A prominent example of AI’s promise at ONS is the “ClassifAI” tool, which was developed to classify free-text survey responses accurately. Using Gemini Pro, ONS observed a 5% increase in match accuracy compared to traditional machine learning algorithms, especially at finer classification levels.
“This suggests that with the generative AI for this context, it was much better able to adapt to the specific input data,” James explained.
The project drew significant interest from international statistical bodies, marking ONS as a leader in AI-enabled classification and demonstrating the potential of hybrid models that combine the strengths of traditional and generative AI approaches.
Staying Relevant in a Rapidly Evolving AI Landscape
ONS’s efforts extend beyond internal efficiency to how the public consumes official statistics. A pilot project using a customized ChatGPT model sought to improve search and retrieval on ONS’s website by offering semantic search capabilities.

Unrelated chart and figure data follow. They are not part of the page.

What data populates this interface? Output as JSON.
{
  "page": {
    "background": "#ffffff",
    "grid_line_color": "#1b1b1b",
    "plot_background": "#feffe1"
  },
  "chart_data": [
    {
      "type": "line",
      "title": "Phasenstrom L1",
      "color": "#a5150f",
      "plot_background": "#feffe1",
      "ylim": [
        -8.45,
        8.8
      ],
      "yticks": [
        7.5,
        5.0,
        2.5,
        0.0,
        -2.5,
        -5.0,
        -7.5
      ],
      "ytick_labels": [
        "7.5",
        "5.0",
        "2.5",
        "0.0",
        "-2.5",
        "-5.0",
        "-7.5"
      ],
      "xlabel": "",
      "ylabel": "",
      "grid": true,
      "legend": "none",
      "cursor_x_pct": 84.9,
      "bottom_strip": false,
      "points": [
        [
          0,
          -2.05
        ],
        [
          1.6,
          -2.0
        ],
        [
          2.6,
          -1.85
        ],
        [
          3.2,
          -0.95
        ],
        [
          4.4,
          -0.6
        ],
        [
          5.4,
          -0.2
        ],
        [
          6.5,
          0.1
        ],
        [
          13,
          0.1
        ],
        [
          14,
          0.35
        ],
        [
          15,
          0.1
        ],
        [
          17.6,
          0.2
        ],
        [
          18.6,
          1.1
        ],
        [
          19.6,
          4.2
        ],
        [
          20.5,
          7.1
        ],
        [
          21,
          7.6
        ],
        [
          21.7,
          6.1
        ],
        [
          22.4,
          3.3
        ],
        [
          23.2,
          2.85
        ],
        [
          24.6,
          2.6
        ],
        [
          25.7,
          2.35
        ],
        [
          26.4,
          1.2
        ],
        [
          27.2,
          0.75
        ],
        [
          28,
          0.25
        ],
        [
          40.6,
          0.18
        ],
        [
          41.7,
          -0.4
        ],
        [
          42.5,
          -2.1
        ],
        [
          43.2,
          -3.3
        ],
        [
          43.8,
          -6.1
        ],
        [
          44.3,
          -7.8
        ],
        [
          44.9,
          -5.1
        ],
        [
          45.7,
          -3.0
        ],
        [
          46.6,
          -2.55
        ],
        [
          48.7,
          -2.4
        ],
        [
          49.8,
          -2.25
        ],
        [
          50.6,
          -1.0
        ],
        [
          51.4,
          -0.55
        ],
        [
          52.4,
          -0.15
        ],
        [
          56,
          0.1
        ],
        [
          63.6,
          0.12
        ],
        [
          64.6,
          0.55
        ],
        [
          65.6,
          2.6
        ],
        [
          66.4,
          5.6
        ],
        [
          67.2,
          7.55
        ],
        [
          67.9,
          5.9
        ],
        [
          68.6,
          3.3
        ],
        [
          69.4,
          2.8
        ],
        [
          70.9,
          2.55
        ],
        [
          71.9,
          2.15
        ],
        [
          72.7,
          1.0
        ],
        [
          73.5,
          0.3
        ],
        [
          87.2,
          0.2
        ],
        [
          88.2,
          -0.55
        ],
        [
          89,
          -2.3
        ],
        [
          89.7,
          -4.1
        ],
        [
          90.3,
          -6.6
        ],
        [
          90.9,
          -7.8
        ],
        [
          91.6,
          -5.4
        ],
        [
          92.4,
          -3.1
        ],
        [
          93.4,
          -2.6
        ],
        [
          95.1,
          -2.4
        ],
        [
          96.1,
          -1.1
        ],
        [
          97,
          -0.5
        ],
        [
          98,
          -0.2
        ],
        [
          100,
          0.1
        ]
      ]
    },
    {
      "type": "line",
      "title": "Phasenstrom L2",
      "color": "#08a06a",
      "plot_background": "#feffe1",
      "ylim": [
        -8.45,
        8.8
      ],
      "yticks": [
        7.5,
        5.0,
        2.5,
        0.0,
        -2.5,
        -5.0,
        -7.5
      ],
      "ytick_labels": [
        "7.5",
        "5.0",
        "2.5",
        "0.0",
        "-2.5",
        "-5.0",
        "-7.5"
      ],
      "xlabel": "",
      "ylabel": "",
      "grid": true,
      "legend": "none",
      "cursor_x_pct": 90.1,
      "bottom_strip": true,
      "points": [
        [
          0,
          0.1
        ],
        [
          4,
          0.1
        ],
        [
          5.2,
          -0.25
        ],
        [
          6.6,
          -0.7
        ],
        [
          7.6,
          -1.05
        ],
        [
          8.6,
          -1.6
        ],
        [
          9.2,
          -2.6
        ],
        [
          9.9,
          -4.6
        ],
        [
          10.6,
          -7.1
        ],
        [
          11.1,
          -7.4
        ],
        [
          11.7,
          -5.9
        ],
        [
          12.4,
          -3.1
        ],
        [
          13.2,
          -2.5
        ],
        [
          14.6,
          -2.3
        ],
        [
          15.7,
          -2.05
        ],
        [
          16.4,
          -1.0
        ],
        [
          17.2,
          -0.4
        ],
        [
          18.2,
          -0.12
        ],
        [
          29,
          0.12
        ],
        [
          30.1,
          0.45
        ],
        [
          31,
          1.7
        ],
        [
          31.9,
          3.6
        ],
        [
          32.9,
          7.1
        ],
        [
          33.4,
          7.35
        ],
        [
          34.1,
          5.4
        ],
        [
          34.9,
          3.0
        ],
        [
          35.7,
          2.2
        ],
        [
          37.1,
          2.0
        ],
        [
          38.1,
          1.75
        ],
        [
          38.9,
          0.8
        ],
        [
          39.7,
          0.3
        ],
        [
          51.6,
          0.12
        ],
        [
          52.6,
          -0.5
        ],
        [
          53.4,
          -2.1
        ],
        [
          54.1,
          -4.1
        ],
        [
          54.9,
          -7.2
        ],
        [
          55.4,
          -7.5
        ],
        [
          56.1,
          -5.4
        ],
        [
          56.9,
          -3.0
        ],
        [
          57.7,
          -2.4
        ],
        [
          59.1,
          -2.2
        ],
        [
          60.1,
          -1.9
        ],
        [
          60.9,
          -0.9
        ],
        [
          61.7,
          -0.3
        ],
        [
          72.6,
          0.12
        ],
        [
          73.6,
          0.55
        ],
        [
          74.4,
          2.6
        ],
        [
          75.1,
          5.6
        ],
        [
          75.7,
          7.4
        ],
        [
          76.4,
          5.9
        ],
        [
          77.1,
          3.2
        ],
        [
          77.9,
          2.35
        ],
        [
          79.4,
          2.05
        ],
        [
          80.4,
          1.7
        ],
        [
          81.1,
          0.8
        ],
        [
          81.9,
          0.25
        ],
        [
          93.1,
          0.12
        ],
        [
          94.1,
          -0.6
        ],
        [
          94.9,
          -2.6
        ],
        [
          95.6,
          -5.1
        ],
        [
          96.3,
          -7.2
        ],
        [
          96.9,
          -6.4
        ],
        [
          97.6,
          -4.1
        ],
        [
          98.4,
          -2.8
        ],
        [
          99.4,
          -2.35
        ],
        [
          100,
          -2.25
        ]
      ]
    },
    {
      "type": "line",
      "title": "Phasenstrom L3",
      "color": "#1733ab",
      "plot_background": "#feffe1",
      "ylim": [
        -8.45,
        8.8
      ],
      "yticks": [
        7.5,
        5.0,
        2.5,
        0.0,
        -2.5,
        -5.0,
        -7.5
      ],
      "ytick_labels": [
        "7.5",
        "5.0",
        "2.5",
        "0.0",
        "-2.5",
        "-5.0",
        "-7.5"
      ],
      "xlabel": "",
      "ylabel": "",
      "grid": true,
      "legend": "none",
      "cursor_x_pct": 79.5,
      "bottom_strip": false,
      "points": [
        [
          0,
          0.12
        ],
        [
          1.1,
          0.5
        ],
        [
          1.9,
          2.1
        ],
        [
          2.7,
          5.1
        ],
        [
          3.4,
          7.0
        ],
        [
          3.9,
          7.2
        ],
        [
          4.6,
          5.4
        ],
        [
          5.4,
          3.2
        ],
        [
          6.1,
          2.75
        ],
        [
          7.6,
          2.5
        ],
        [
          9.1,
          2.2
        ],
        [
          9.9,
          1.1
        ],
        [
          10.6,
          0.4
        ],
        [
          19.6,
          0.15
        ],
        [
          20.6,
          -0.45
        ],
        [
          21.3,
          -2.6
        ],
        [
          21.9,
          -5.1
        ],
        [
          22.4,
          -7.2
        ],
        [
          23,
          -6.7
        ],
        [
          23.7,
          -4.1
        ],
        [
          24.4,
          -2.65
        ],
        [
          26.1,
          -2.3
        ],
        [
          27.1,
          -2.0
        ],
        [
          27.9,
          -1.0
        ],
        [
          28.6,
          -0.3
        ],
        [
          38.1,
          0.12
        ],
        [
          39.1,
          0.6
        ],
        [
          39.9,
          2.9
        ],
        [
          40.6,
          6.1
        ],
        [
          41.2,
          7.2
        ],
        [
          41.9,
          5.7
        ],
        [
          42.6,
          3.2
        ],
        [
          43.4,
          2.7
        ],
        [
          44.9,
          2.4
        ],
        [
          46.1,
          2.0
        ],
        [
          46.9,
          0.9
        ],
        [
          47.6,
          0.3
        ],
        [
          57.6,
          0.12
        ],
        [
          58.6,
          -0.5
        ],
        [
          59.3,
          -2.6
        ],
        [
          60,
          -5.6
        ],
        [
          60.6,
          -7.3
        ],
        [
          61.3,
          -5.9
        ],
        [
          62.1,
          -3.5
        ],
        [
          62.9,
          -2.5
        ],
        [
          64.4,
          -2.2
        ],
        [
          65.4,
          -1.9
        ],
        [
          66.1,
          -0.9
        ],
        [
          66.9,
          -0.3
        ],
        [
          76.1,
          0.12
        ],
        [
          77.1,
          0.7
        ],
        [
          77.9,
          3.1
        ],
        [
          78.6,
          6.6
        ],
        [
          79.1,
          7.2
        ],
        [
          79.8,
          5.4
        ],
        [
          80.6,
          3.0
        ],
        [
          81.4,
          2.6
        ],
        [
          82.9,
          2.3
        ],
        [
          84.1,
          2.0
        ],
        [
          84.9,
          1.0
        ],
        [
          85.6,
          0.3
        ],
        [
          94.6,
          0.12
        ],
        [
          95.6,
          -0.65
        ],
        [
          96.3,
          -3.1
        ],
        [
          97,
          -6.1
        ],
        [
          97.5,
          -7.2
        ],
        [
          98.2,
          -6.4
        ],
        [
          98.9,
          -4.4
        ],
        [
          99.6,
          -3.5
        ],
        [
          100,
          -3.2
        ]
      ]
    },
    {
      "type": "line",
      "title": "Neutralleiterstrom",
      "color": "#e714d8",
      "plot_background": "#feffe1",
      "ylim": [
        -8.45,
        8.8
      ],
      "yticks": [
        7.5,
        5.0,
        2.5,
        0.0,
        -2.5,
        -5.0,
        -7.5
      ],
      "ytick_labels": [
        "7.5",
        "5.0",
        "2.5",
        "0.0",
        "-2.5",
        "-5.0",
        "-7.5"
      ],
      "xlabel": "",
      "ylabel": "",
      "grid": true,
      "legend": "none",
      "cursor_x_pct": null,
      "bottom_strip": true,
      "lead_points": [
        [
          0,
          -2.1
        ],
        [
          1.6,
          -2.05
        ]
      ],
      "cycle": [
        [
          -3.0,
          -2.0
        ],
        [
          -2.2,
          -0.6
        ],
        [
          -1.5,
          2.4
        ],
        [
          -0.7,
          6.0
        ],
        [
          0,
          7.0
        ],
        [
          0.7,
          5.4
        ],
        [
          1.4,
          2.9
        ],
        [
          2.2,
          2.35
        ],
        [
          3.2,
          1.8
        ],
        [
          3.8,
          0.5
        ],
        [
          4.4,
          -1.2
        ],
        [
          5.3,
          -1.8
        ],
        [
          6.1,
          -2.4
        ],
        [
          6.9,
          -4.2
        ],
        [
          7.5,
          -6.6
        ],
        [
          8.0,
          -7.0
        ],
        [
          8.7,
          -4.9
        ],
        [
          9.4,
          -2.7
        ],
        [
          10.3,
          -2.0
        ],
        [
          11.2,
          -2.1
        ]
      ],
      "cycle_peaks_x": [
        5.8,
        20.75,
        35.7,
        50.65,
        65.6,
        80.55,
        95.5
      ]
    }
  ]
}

However, concerns about prompt injection and hallucinations led ONS to pause deployment for now.
“We can’t risk presenting information and statistics in a way that is potentially irrelevant, offensive, or politically sensitive,” James explained.
This underscores a broader concern about how official statistics remain authoritative in an age of large language models.
“We do need to stay focused on services that large language models cannot do by themselves,” James urged, citing the need for high-quality, timely, and accurate data that only human-led, well-regulated organizations like ONS can guarantee.
“Large language models are a key enabler, and we’re very mindful of the current state of the market, but we need to fix the data foundations first before we move things…into production,” she concluded.
As ONS continues to evolve its use of AI, its path offers valuable lessons for public-sector organizations worldwide seeking to blend innovation with integrity and automation with accountability.
The Office for National Statistics (ONS) is the UK’s largest independent producer of official statistics. It collects and publishes data on the economy, population, and society at national, regional, and local levels. It also conducts the census in England and Wales every ten years.